Der Ausgangspunkt waren tatsächlich die Opel-Fabrik-Führungen. Der Takt, der Rhythmus, das Tempo der Produktion. Irgendwann ist mir aber klar geworden, dass ich das Konzept noch weiter öffnen muss. Die Fabrik muss sich hin zur ganzen Stadt öffnen. Allerdings bauen wir nichts Materielles, keine Autos und keine HD-Fernseher. Es zählt der künstlerische Moment. Ganz ursprünglich, also etwas wie ein Ding an sich.
Es werden aber Strukturen der Werksarbeit, der Werksorganisation, in Musik überführt?
Ja. Das fängt schon damit an, dass das Performen ja auch Arbeit ist. Es ist eine Arbeit über Arbeit. Es wird konkret eine Früh-, eine Spät- und eine Nachtschicht geben. Jede „arbeitet“, das heißt musiziert, zweieinhalb Stunden lang. Dazu kommt insgesamt eine halbe Stunde, die für ganz reguläre Pausen, zum Trinken etwa, vorgesehen sind. Die sind exakt im Zeitplan vorgeschrieben.

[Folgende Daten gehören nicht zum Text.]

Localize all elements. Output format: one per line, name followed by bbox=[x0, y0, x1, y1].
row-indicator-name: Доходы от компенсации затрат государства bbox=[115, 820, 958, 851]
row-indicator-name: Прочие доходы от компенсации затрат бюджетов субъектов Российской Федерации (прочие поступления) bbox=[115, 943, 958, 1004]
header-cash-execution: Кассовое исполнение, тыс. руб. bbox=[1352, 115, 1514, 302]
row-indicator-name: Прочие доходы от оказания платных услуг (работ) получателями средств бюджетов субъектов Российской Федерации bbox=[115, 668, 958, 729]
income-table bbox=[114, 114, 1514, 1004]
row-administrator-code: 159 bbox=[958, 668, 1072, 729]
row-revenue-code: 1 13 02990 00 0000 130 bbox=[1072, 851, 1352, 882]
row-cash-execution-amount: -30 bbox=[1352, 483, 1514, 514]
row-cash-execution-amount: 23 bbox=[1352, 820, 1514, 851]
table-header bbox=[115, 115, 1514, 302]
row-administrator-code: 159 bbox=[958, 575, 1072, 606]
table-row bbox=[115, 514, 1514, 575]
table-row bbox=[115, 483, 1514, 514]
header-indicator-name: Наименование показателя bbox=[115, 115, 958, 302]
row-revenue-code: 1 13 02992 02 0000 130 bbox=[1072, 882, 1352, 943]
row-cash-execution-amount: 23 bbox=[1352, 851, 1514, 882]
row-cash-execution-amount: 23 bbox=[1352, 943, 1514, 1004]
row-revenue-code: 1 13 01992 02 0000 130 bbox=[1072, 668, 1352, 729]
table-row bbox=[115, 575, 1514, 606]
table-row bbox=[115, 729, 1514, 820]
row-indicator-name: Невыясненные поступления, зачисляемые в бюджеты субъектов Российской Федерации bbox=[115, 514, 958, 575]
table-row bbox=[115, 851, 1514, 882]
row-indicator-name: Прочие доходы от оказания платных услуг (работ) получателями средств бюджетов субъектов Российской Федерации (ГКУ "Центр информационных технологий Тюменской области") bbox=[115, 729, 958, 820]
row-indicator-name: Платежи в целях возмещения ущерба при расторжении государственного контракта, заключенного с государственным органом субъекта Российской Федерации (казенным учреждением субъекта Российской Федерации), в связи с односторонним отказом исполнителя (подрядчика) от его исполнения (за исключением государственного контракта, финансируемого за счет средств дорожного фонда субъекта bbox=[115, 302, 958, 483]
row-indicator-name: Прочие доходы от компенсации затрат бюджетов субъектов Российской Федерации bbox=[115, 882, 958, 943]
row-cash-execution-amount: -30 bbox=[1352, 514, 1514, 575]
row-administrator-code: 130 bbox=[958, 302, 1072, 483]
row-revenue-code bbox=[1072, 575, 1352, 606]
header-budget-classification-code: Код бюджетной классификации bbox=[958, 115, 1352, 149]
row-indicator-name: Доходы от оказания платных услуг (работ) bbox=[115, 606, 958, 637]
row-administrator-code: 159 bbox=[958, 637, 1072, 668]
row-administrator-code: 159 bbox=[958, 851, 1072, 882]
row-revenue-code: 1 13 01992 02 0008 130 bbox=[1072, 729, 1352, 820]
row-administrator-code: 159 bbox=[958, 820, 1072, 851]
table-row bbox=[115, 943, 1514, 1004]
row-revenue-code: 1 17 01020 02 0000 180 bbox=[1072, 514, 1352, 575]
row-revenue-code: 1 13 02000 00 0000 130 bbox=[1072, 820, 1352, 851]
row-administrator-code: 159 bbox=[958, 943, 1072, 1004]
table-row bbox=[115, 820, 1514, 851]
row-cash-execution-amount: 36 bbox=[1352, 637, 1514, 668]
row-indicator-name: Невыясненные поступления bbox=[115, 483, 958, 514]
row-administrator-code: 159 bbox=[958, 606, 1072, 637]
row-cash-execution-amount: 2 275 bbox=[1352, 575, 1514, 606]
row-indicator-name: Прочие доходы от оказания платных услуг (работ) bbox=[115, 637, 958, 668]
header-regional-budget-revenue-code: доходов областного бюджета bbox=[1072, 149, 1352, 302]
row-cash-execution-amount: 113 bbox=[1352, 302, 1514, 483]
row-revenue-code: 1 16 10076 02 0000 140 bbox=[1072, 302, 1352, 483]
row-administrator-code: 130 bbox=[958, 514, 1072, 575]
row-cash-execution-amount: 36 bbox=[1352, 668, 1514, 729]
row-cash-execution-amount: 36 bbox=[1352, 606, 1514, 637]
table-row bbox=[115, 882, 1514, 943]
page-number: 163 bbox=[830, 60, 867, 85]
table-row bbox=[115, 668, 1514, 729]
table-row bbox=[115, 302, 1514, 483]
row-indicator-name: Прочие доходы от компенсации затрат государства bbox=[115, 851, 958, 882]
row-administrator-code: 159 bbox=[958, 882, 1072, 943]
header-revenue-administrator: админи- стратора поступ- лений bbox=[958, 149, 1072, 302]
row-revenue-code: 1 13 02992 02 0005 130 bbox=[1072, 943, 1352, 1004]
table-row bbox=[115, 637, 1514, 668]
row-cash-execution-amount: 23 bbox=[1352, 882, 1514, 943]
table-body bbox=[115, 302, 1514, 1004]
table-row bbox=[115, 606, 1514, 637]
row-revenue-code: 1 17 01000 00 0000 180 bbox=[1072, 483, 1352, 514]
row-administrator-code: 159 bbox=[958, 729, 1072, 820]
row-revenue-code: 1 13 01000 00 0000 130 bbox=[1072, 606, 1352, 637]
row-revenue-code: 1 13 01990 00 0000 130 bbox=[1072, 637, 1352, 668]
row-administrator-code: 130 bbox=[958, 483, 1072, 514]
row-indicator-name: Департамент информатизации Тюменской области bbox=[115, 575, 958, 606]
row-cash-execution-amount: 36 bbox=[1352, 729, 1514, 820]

Das Konzert ist tatsächlich acht Stunden durchkomponiert?
Ja, es gibt einen exakten Ablaufplan für die Aufführung zwischen 15 und 23 Uhr. Die Partitur wird für die Besucher auch sichtbar gemacht. Mit Hilfe einer Grafikdesignerin wurde sie visualisiert und sie wird nun auf die Wände projiziert. Die Musizierenden sind in Subgruppen organisiert mit verschiedenen Leitern. Es gibt einen „Puls“, der von Schlagzeugern ausgeht, dazu Orchester und Chöre, die sich im Laufe des Tages ändern. Beim Finale sind dann 14 Schlagzeuger beteiligt.
Wie sollte der Zuhörer das Stück anhören?
Es ist ein waghalsiges Experiment, ein Risiko. Keine klassische Konzertsituation, keine perfekte Aufführung. Eher ein offener Prozess. Es wird spannend.